Over the years Dante has worked in a variety of forms, including the abstract collages he exhibited in 1999 at the Nabi, but the 12 bas-reliefs in the new show, created this year, combine his classical training with an exuberant, modern sensibility, their gesso surfaces etched and molded to suggest mysterious faces and sensuous nude forms.
Giglio Dante, Couple, bas relief in gesso, 24x20, 2000
Ingeborg ten Haeff, too, has enjoyed a long and illustrious career that brought her from her native Germany to Brazil and then New York, with, along the way, many travels in Asia and Central America and summers in East Hampton. Her paintings, abstract but hinting at human or natural forms, express what the critic Harold Rosenberg called "an extraordinary kind of inward thinking. "

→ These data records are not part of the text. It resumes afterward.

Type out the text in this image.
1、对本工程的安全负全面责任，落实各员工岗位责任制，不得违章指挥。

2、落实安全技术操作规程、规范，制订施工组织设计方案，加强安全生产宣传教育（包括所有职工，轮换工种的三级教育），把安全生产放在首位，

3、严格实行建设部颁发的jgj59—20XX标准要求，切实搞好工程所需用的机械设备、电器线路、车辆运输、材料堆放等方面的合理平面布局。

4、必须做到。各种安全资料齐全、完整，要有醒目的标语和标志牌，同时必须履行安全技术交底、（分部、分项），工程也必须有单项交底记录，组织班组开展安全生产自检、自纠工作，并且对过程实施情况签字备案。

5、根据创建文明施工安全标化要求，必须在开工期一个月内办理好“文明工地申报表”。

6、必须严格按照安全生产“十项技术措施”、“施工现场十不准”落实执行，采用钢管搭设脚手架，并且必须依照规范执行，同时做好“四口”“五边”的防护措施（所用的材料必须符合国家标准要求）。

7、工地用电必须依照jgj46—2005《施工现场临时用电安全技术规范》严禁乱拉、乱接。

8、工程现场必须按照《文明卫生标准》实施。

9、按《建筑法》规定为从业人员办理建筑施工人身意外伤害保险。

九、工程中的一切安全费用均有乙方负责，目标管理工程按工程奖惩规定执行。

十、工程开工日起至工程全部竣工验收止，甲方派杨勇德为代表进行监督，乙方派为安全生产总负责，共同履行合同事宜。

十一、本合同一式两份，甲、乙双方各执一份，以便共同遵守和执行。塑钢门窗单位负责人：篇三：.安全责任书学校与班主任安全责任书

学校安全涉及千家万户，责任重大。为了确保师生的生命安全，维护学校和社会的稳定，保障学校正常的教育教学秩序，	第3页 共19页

Reviewing her previous show at the Nabi, two years ago, Phyllis Braff of The New York Times remarked on "her deft handling of crisp, seemingly electrified geometric surfaces and her equally confident use of softer, more lyrical and curving shapes. " Angular figures suggestive of dance are in several of the canvases in the new exhibit, which also includes a semi-abstract self-portrait in shades verging on white.
Ingeborg ten Haeff, Split
Rae Ferren, a long-time Springs resident, is best known for her luxuriant paintings of East End landscapes and garden scenes, but she has also been exploring mixed media, and the dozen small pieces in the Nabi show, all produced within the last few months, are adventures in collage. Predominately white, in keeping with the theme of the exhibit, they incorporate fragments of natural forms, abstract shapes, and typography-including, in one work titled "Letters," the "To the Editor" logo of The East Hampton Star.
Rae Ferren, Letters
John Philip Capello, who lives in Sag Harbor, is a self-taught sculptor with a classical mastery of his craft and a romantic intuition. He is a direct carver, who begins each piece without sketching or even knowing what form it will take, but determining to find out "what the stone wants to say. " The result, after months of painstaking labor, is always startlingly lifelike but at the same fantastic, often a blend of human and animal or plant forms on a theme from ancient mythology or history.